SANDY: But that is all indirect evidence. Surely you want some direct evidence? That is what the Turing test is for. And I think it is the only way to test for “thinkinghood.”

CHRIS: But you could be fooled by the Turing test, just as an interrogator could think a man was a woman.

SANDY: I admit, I could be fooled if I carried out the test in too quick or too shallow a way. But I would go for the deepest things I could think of.

CHRIS: I would want to see if the program could understand jokes. That would be a real test of intelligence.

SANDY: I agree that humour probably is an acid test for a supposedly intelligent program, but equally important to me—perhaps more so—would be to test its emotional responses. So I would ask it about its reactions to certain pieces of music or works of literature—especially my favourite ones.

CHRIS: What if it said, “I don’t know that piece,” or even “I have no interest in music”? What if it avoided all emotional references?

SANDY: That would make me suspicious. Any consistent pattern of avoiding certain issues would raise serious doubts in me as to whether I was dealing with a thinking being.

CHRIS: Why do you say that? Why not say you’re dealing with a thinking but unemotional being?

SANDY: You’ve hit upon a sensitive point. I simply can’t believe that emotions and thought can be divorced. Put another way, I think that emotions are an automatic by-product of the ability to think. They are implied by the very nature of thought.

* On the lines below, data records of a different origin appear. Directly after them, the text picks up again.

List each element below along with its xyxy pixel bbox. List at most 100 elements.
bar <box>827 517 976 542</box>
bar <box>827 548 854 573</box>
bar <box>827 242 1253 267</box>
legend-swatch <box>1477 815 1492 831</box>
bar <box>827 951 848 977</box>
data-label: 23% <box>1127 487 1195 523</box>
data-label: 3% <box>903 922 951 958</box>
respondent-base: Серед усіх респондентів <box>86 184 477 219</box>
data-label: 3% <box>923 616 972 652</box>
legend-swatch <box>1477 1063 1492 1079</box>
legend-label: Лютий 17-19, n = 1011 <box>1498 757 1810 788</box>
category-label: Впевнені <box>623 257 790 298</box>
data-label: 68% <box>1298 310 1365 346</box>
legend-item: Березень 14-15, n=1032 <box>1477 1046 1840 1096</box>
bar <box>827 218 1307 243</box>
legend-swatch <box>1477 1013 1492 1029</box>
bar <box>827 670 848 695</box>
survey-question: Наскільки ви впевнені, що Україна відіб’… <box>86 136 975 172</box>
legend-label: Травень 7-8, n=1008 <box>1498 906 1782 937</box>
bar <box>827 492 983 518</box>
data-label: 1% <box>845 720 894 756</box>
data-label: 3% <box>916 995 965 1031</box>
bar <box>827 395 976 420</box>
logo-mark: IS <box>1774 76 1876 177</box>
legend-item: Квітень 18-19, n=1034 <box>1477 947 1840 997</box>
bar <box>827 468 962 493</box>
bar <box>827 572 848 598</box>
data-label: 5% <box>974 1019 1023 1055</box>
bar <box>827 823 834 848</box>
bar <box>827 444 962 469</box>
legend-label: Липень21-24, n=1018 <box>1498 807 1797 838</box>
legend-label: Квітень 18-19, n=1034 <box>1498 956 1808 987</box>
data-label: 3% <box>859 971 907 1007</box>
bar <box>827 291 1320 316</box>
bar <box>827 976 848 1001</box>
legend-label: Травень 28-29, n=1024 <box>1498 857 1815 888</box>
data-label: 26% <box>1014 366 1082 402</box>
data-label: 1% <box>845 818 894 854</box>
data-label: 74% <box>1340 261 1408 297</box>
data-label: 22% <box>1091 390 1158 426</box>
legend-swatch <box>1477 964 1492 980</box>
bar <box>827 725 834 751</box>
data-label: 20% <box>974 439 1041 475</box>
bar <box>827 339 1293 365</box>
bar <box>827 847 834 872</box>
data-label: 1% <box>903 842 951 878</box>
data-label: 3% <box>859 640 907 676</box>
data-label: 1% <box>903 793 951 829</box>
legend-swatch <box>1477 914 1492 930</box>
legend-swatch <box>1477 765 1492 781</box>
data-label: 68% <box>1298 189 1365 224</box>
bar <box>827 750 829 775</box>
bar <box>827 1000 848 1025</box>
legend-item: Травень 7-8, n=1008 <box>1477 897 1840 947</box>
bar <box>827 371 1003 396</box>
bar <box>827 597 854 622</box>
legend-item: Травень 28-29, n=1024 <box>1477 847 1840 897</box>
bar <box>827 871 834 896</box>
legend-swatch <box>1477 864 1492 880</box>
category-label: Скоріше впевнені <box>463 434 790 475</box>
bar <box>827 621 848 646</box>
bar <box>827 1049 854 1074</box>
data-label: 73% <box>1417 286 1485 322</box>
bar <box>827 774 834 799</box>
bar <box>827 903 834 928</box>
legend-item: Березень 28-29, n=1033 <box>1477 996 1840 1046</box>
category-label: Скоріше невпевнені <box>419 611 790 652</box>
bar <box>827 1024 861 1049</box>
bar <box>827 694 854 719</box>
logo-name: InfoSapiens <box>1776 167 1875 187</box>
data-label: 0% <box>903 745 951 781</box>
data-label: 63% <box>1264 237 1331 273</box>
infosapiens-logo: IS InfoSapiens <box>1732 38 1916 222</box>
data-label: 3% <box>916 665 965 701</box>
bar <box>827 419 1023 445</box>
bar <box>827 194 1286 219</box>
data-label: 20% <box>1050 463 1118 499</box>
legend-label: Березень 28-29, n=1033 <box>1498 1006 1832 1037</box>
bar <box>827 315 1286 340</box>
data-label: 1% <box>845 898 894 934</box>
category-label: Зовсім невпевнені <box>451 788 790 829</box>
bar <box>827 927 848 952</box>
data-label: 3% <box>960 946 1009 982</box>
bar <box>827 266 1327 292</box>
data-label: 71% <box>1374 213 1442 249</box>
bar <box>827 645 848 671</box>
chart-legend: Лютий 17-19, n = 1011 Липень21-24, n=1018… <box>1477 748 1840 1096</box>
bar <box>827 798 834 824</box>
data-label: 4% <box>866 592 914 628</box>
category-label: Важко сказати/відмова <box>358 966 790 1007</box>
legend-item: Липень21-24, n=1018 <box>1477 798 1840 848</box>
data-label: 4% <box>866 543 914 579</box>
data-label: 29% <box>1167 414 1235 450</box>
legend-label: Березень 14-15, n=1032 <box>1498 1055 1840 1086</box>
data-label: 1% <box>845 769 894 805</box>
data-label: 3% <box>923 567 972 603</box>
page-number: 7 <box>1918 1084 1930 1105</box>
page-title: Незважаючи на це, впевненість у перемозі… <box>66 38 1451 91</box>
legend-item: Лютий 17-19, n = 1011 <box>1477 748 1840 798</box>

CHRIS: Well, what if you’re wrong? What if I produced a machine that could think but not emote? Then its intelligence might go unrecognized because it failed to pass your kind of test.

SANDY: I’d like you to point out to me where the boundary line between emotional questions and unemotional ones lies. You might want to ask about the meaning of a great novel. This requires understanding of human emotions? Is that thinking or merely cool calculation? You might want to ask about a subtle choice of words. For that you need an understanding of their connotations. Turing uses examples like this in his article. You might want to ask it for advice about a complex romantic situation. It would need to know a lot about human motivations and their roots. Now if it failed at this kind of task, I would not be much inclined to say that it could think. As far as I am concerned, the ability to think, the ability to feel, and consciousness are just different facets of one phenomenon, and no one of them can be present without the others.

CHRIS: Why couldn’t you build a machine that could feel nothing, but that could think and make complex decisions anyway? I don’t see any contradiction there.

SANDY: Well, I do. I think that when you say you are visualizing a metallic, rectangular machine, probably in an air-conditioned room—a hard, angular, cold object with a million coloured wires inside it, a machine that sits stock still on a tiled floor, humming or buzzing or whatever, and spinning its tapes. Such a machine can play a good game of chess, which, I freely admit, involves a lot of decision making. And yet I would never call such a machine conscious.

CHRIS: How come? To mechanists, isn’t a chess-playing machine rudimentarily conscious?

SANDY: Not to this mechanist. The way I see it, consciousness has got to come from a precise pattern of organization—one that we haven’t yet figured out how to describe in any detailed way. But I believe we will gradually come to understand it. In my view consciousness requires a certain way of mirroring the external universe internally, and the ability to respond to that external reality on the basis of the internally represented model. And then in addition, what’s really crucial for a conscious machine is that it should incorporate a well-developed and flexible self-model. And it’s there that all existent programs, including the best chess-playing ones, fall down.

CHRIS: Don’t chess programs look ahead and say to themselves as they’re figuring out their next move, “If you move here, then I’ll go there, and if you go this way, I could go that way…”? Isn’t that a sort of self model?

SANDY: Not really. Or, if you want, it’s an extremely limited one. It’s an understanding of self only in the narrowest sense. For instance, a chess-playing program has no concept of why it is playing chess, or the fact that it is a program, or is in a computer, or has a human opponent. It has no ideas about what winning and losing are, or —

PAT: How do you know it has no such sense? How can you presume to say what a chess program feels or knows?

SANDY: Oh, come on! We all know that certain things don’t feel anything or even know anything. A thrown stone doesn’t know anything about parabolas, and a whirling fan doesn’t know anything about air. It’s true I can’t prove those statements, but here we are verging on questions of faith.